Reputation: 139
I wrote this code just so show the example that I'm having. I need to save the data I have to a csv then reopen it later but when I reload the data into a pandas dataframe from csv it now has an extra unnamed column at the front that I don't want and it's messing up my data when I try to do .drop_duplicates() because each row now has its own number and every I reopen it from a csv it will have a new row of number at the front, just making everything worse.
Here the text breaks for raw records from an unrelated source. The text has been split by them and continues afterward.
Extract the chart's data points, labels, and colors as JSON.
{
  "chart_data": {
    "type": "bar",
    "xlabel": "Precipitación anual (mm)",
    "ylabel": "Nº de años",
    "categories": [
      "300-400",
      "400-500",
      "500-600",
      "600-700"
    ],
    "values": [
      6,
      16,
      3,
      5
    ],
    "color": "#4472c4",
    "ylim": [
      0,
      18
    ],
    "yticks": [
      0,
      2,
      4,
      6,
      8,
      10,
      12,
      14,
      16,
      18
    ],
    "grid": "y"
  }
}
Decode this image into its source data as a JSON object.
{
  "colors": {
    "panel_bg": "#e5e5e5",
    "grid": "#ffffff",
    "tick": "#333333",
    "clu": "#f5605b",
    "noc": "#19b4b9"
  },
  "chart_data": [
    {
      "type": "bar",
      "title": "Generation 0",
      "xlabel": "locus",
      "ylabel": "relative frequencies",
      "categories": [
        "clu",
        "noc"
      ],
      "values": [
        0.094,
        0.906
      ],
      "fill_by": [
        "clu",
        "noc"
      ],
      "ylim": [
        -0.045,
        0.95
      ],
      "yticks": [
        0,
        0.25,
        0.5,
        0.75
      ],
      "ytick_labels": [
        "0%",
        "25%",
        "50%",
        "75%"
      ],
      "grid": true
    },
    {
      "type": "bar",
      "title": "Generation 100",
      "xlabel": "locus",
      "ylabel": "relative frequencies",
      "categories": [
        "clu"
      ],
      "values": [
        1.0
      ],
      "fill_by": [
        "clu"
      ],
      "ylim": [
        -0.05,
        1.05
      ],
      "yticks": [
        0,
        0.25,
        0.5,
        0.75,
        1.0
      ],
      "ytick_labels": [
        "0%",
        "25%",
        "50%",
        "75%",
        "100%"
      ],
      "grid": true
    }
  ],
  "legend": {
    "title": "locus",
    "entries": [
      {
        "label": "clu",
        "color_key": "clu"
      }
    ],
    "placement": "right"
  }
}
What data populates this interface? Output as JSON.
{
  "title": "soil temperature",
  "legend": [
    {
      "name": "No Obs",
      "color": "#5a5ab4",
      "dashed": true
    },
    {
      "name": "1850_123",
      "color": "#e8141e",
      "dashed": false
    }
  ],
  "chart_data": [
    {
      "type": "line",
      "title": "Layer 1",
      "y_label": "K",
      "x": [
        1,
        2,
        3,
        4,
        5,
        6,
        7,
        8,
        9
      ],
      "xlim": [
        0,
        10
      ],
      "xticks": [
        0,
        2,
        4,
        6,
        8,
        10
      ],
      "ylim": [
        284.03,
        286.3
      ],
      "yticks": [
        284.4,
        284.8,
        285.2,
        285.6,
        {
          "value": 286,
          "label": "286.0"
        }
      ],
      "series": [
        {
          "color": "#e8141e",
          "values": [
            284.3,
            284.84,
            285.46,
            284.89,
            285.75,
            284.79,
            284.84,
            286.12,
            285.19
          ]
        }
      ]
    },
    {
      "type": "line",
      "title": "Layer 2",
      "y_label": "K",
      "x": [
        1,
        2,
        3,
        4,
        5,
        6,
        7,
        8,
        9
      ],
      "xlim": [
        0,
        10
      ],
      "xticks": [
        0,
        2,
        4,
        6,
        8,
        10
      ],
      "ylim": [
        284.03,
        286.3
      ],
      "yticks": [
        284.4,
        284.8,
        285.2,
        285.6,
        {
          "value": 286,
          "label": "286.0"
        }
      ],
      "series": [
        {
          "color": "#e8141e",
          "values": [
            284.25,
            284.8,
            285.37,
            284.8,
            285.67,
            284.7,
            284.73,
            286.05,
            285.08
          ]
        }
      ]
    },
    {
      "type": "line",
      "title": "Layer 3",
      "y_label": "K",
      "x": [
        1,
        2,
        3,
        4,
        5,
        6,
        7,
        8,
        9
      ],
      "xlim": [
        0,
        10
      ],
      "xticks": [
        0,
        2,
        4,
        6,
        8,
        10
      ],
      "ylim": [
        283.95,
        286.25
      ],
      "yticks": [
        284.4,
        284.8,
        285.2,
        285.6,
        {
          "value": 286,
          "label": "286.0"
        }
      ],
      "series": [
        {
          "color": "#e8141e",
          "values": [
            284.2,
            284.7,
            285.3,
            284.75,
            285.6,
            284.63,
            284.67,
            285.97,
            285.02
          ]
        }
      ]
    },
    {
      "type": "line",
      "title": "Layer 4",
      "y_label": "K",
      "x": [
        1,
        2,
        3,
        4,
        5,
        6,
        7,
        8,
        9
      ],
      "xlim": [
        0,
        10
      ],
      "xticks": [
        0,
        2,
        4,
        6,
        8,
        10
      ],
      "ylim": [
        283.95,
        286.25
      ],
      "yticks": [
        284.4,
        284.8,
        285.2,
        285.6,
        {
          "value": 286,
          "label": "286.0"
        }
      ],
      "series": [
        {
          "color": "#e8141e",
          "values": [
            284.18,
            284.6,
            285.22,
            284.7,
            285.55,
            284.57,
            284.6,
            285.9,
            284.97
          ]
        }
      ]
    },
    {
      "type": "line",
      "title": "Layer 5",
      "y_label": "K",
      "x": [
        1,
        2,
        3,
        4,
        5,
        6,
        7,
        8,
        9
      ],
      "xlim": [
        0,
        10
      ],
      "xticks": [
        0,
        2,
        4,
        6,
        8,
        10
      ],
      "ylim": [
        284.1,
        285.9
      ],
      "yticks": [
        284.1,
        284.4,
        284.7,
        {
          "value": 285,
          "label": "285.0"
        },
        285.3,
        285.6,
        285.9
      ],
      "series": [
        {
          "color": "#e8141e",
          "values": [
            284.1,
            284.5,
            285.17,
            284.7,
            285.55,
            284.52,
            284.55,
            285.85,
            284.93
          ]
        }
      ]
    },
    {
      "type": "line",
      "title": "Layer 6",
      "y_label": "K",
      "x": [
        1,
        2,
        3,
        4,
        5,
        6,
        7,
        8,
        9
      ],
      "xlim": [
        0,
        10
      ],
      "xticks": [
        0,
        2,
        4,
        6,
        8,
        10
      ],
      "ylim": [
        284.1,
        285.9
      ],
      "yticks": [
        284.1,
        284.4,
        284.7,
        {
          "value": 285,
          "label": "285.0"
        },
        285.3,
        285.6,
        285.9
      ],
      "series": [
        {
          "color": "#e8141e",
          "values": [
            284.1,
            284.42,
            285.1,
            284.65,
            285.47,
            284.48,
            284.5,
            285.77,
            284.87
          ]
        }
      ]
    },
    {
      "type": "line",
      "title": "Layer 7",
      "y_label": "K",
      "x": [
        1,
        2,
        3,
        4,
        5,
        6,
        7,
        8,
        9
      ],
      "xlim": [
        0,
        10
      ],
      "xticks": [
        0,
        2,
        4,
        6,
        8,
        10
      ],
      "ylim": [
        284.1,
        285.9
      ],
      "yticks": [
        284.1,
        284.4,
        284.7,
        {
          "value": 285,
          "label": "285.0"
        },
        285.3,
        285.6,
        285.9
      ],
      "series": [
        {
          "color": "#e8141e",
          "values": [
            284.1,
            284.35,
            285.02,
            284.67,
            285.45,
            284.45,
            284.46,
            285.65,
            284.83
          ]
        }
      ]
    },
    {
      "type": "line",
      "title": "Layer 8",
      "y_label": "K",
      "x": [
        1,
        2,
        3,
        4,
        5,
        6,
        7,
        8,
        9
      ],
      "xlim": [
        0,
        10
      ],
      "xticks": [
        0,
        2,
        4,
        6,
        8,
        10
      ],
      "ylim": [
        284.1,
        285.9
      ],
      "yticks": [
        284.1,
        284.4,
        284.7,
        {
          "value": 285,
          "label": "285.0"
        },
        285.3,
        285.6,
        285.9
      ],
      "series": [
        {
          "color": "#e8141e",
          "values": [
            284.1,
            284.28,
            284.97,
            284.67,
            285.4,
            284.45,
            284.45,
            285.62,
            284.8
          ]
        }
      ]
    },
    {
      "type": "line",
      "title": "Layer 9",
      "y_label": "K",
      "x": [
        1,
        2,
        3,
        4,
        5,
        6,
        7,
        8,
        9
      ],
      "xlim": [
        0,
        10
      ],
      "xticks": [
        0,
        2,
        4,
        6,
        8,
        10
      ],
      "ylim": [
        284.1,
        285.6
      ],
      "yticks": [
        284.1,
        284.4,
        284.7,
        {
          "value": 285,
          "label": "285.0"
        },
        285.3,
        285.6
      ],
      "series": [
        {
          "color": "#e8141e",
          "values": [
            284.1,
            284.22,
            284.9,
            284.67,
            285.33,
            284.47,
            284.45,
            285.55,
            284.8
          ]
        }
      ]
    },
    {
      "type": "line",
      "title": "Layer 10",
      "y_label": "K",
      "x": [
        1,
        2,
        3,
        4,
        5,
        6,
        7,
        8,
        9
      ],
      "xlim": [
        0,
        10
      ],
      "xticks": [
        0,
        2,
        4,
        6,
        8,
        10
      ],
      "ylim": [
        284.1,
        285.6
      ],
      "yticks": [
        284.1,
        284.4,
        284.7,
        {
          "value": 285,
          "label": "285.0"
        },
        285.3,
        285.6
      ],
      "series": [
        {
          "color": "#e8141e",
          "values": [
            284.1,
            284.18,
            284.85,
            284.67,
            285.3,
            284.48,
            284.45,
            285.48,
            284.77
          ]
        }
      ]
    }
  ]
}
How do I make it so it doesn't have this?
import numpy as np
import pandas as pd
df = pd.DataFrame(np.random.randn(100,4), columns=list('ABCD'))
df.to_csv('data.csv')
print(df.head())
df1 = pd.read_csv('data.csv')
print(df1.head())
Upvotes: 1
Views: 1089
Reputation: 139
The solution was super easy. I needed to do
df.to_csv('data.csv', index= False)
Upvotes: 0
Reputation: 77357
Its the dataframe index. You can turn that off with
df.to_csv('data.csv', index=False)
The docs are the first stop to learn the different options you have when writing. pandas.DataFrame.to_csv
Upvotes: 1
Reputation: 15488
While reading, you can prevent columns with empty rows like:
df = pd.read_csv("data.csv").dropna()
Upvotes: 0